Os estudos de Agopyan são centrados em projetos que têm como objetivo reutilizar o que é descartado como lixo. Entre os mais importantes está o que transforma a escória de resíduo da produção do aço, sem nenhum valor, em componente importante na fabricação de um cimento inovador: duas vezes mais resistente e 40% mais barato que o cimento comum. No novo cimento, que rendeu o registro de uma patente, a escória desempenha função fundamental. Combinada com ativadores, que são substâncias formadas por compostos de silicatos de sódio, sulfatos e hidróxidos de cálcio, o cimento ganha baixa alcalinidade, o que permite acrescentar fibras na mistura.
Fibras de vidro fazem do cimento de escória material resistente e fácil de moldar. “A escória tinha um valor irrisório. Nossa pesquisa agregou valor a esse rejeito, transformando-o num excelente material do ponto de vista industrial”, diz Agopyan, que coordenou o projeto Painéis de Cimento de Escória Reforçados com Fibra de Vidro E, desenvolvido no âmbito do Programa Parceria para Inovação Tecnológica (PITE) da FAPESP.
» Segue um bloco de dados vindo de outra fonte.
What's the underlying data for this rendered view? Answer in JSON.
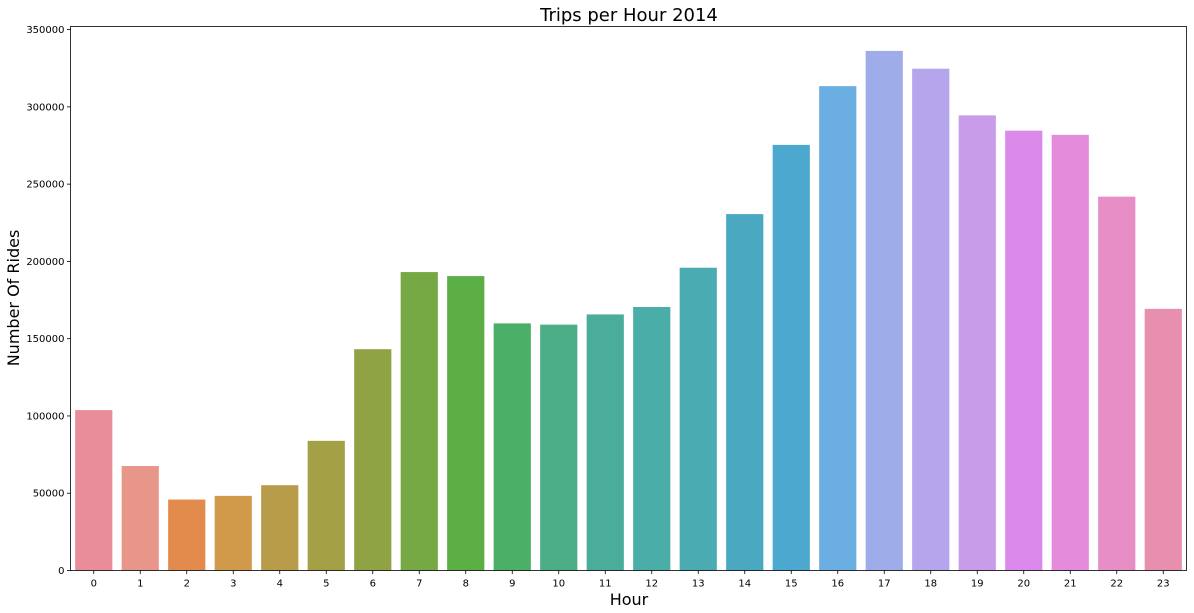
{
  "chart_data": {
    "type": "bar",
    "title": "Trips per Hour 2014",
    "xlabel": "Hour",
    "ylabel": "Number Of Rides",
    "categories": [
      "0",
      "1",
      "2",
      "3",
      "4",
      "5",
      "6",
      "7",
      "8",
      "9",
      "10",
      "11",
      "12",
      "13",
      "14",
      "15",
      "16",
      "17",
      "18",
      "19",
      "20",
      "21",
      "22",
      "23"
    ],
    "values": [
      103800,
      67600,
      45900,
      48300,
      55200,
      83900,
      143200,
      193100,
      190500,
      159900,
      159100,
      165700,
      170500,
      195900,
      230600,
      275400,
      313400,
      336200,
      324700,
      294500,
      284600,
      281900,
      241900,
      169300
    ],
    "ylim": [
      0,
      352000
    ],
    "yticks": [
      "0",
      "50000",
      "100000",
      "150000",
      "200000",
      "250000",
      "300000",
      "350000"
    ],
    "ytick_values": [
      0,
      50000,
      100000,
      150000,
      200000,
      250000,
      300000,
      350000
    ],
    "grid": false,
    "colors": [
      "#ea8d9b",
      "#e8968a",
      "#e38b4c",
      "#d19a4a",
      "#b99c4a",
      "#a3a046",
      "#8fa344",
      "#76a843",
      "#5baf45",
      "#4caf68",
      "#4cae87",
      "#4aad99",
      "#4aada8",
      "#4aabb3",
      "#4aa9c1",
      "#4ca8ce",
      "#6aaee2",
      "#9eace9",
      "#b5a5ec",
      "#c99ce9",
      "#db8aec",
      "#e48bdb",
      "#e68ec5",
      "#e88fb0"
    ]
  }
}
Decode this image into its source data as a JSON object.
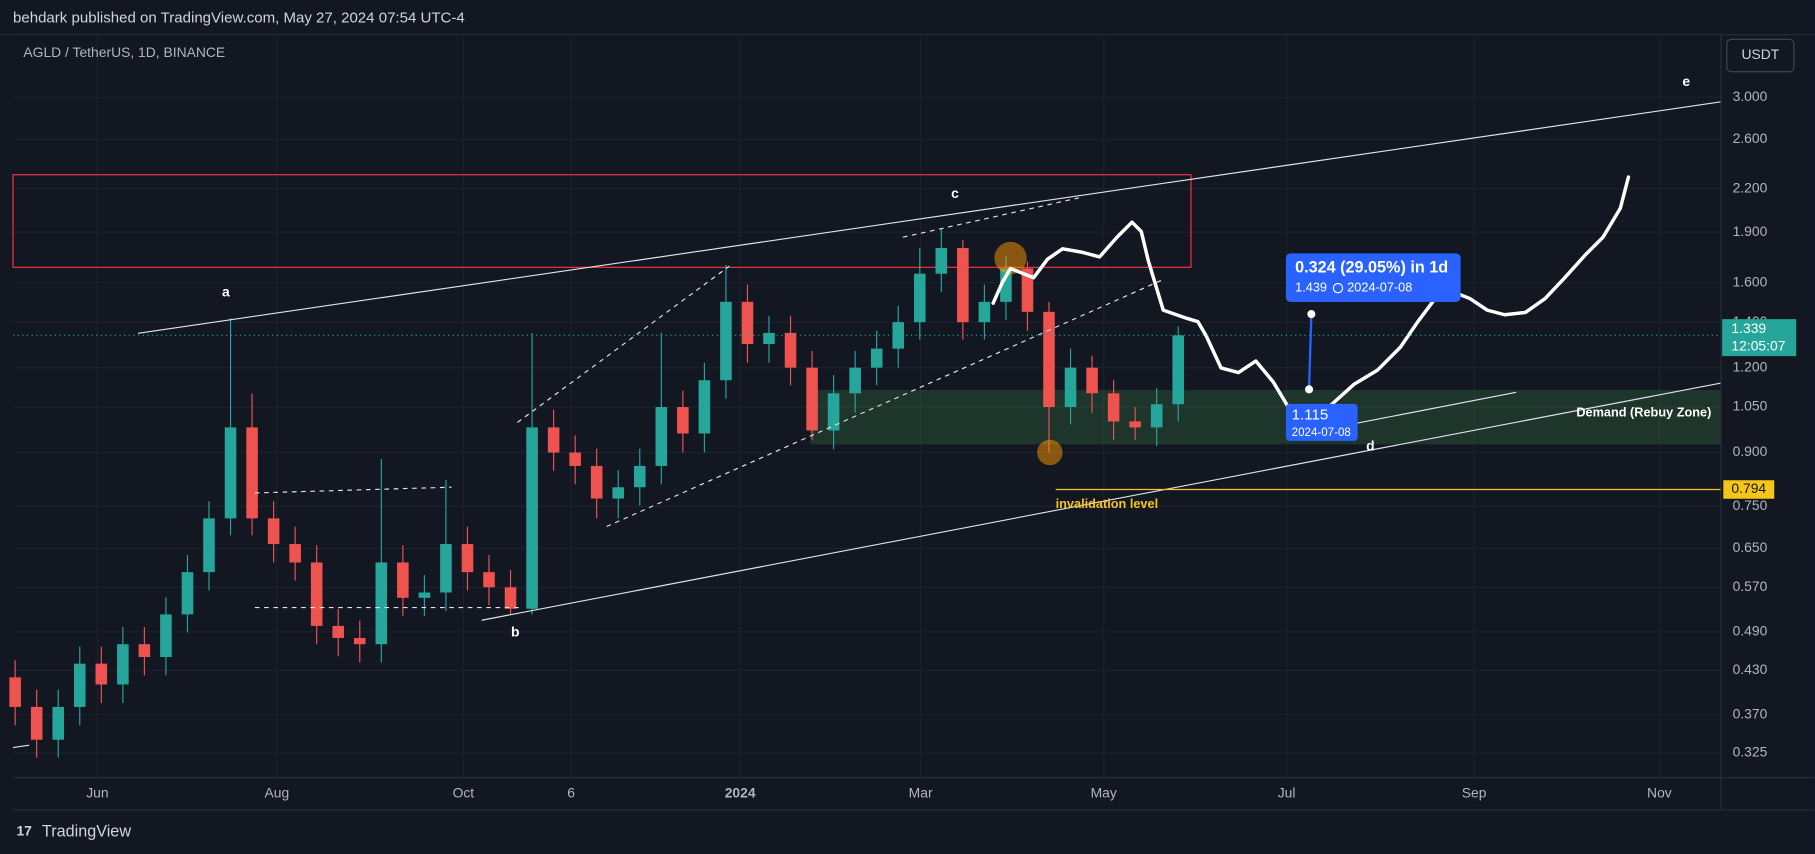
{
  "header": {
    "title": "behdark published on TradingView.com, May 27, 2024 07:54 UTC-4"
  },
  "footer": {
    "brand": "TradingView"
  },
  "chart_data": {
    "type": "candlestick",
    "title": "AGLD / TetherUS, 1D, BINANCE",
    "unit": "USDT",
    "log_scale": true,
    "grid": true,
    "up_color": "#26a69a",
    "down_color": "#ef5350",
    "open": [
      0.42,
      0.38,
      0.34,
      0.38,
      0.44,
      0.41,
      0.47,
      0.45,
      0.52,
      0.6,
      0.72,
      0.98,
      0.72,
      0.66,
      0.62,
      0.5,
      0.48,
      0.47,
      0.62,
      0.55,
      0.56,
      0.66,
      0.6,
      0.57,
      0.53,
      0.98,
      0.9,
      0.86,
      0.77,
      0.8,
      0.86,
      1.05,
      0.96,
      1.15,
      1.5,
      1.3,
      1.35,
      1.2,
      0.97,
      1.1,
      1.2,
      1.28,
      1.4,
      1.65,
      1.8,
      1.4,
      1.5,
      1.68,
      1.45,
      1.05,
      1.2,
      1.1,
      1.0,
      0.98,
      1.06
    ],
    "high": [
      0.445,
      0.403,
      0.403,
      0.466,
      0.466,
      0.498,
      0.498,
      0.551,
      0.636,
      0.763,
      1.42,
      1.1,
      0.763,
      0.7,
      0.657,
      0.53,
      0.509,
      0.88,
      0.657,
      0.594,
      0.82,
      0.7,
      0.636,
      0.604,
      1.35,
      1.04,
      0.954,
      0.912,
      0.848,
      0.912,
      1.35,
      1.11,
      1.22,
      1.7,
      1.59,
      1.43,
      1.43,
      1.27,
      1.17,
      1.27,
      1.36,
      1.48,
      1.8,
      1.92,
      1.85,
      1.59,
      1.75,
      1.72,
      1.5,
      1.28,
      1.25,
      1.15,
      1.05,
      1.12,
      1.38
    ],
    "low": [
      0.357,
      0.32,
      0.32,
      0.357,
      0.385,
      0.385,
      0.423,
      0.423,
      0.489,
      0.564,
      0.68,
      0.68,
      0.62,
      0.583,
      0.47,
      0.451,
      0.442,
      0.442,
      0.517,
      0.517,
      0.526,
      0.564,
      0.536,
      0.52,
      0.52,
      0.846,
      0.808,
      0.72,
      0.72,
      0.752,
      0.808,
      0.9,
      0.9,
      1.08,
      1.22,
      1.22,
      1.13,
      0.94,
      0.91,
      1.03,
      1.13,
      1.2,
      1.32,
      1.55,
      1.32,
      1.32,
      1.41,
      1.36,
      0.9,
      0.99,
      1.03,
      0.94,
      0.94,
      0.92,
      1.0
    ],
    "close": [
      0.38,
      0.34,
      0.38,
      0.44,
      0.41,
      0.47,
      0.45,
      0.52,
      0.6,
      0.72,
      0.98,
      0.72,
      0.66,
      0.62,
      0.5,
      0.48,
      0.47,
      0.62,
      0.55,
      0.56,
      0.66,
      0.6,
      0.57,
      0.53,
      0.98,
      0.9,
      0.86,
      0.77,
      0.8,
      0.86,
      1.05,
      0.96,
      1.15,
      1.5,
      1.3,
      1.35,
      1.2,
      0.97,
      1.1,
      1.2,
      1.28,
      1.4,
      1.65,
      1.8,
      1.4,
      1.5,
      1.68,
      1.45,
      1.05,
      1.2,
      1.1,
      1.0,
      0.98,
      1.06,
      1.339
    ],
    "ylim": [
      0.299,
      3.666
    ],
    "yticks": [
      {
        "value": 3,
        "label": "3.000"
      },
      {
        "value": 2.6,
        "label": "2.600"
      },
      {
        "value": 2.2,
        "label": "2.200"
      },
      {
        "value": 1.9,
        "label": "1.900"
      },
      {
        "value": 1.6,
        "label": "1.600"
      },
      {
        "value": 1.4,
        "label": "1.400"
      },
      {
        "value": 1.2,
        "label": "1.200"
      },
      {
        "value": 1.05,
        "label": "1.050"
      },
      {
        "value": 0.9,
        "label": "0.900"
      },
      {
        "value": 0.75,
        "label": "0.750"
      },
      {
        "value": 0.65,
        "label": "0.650"
      },
      {
        "value": 0.57,
        "label": "0.570"
      },
      {
        "value": 0.49,
        "label": "0.490"
      },
      {
        "value": 0.43,
        "label": "0.430"
      },
      {
        "value": 0.37,
        "label": "0.370"
      },
      0.325
    ],
    "xlim": [
      -0.1,
      79.2
    ],
    "xticks": [
      {
        "value": 3.82,
        "label": "Jun"
      },
      {
        "value": 12.15,
        "label": "Aug"
      },
      {
        "value": 20.81,
        "label": "Oct"
      },
      {
        "value": 25.81,
        "label": "6"
      },
      {
        "value": 33.66,
        "label": "2024"
      },
      {
        "value": 42.04,
        "label": "Mar"
      },
      {
        "value": 50.54,
        "label": "May"
      },
      {
        "value": 59.03,
        "label": "Jul"
      },
      {
        "value": 67.74,
        "label": "Sep"
      },
      {
        "value": 76.34,
        "label": "Nov"
      }
    ],
    "annotations": [
      "a",
      "b",
      "c",
      "d",
      "e",
      "Demand (Rebuy Zone)"
    ],
    "invalidation": {
      "value": 0.794,
      "label": "invalidation level"
    },
    "last_price": {
      "value": 1.339,
      "countdown": "12:05:07"
    },
    "projection": {
      "from": {
        "price": 1.115,
        "date": "2024-07-08"
      },
      "to": {
        "price": 1.439,
        "date": "2024-07-08",
        "change": "0.324 (29.05%) in 1d"
      }
    }
  }
}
Dois anos atrás, quando esse projeto foi concluído, as siderúrgicas não tinham outra alternativa senão pagar para deixar esses resíduos em aterros industriais. Devido aos altos custos, grande parte da escória era abandonada no meio ambiente, contaminando o solo e a água. “Com o tempo, a escória endurece e forma rochas compostas por metais pesados que contaminam o lençol freático”, diz Agopyan. A cada ano, as siderúrgicas brasileiras obtêm, como subproduto da obtenção do aço, cerca de 6 milhões de toneladas de escória de alto-forno. Hoje, não só economizam o que gastavam com destinação final como ainda faturam com a escória.
Venda de escória
A Companhia Siderúrgica de Tubarão (CST), em Vitória, no Espírito Santo, apoiou o projeto e fatura, atualmente, US$ 9 milhões por ano com a venda da escória para quatro cimenteiras. Antes, toda a sua produção, de 1,7 milhão de toneladas por ano, tinha como destino apenas duas empresas que estocavam o produto em terrenos. “Nossos clientes não sabiam o que fazer com tanta escória”, diz Paulo Lana, gerente de vendas especiais da CST.
Agopyan é o primeiro brasileiro a integrar a diretoria do Conselho Internacional de Pesquisa e Inovação em Construção Civil (CIB), entidade existente há mais de 50 anos, como vice-presidente. “Essa preocupação com o meio ambiente não é modismo”, diz. Tanto que o CIB, que muda o tema de seus congressos a cada três anos, em 2001 retomou o mesmo assunto abordado em 1998: a construção sustentável.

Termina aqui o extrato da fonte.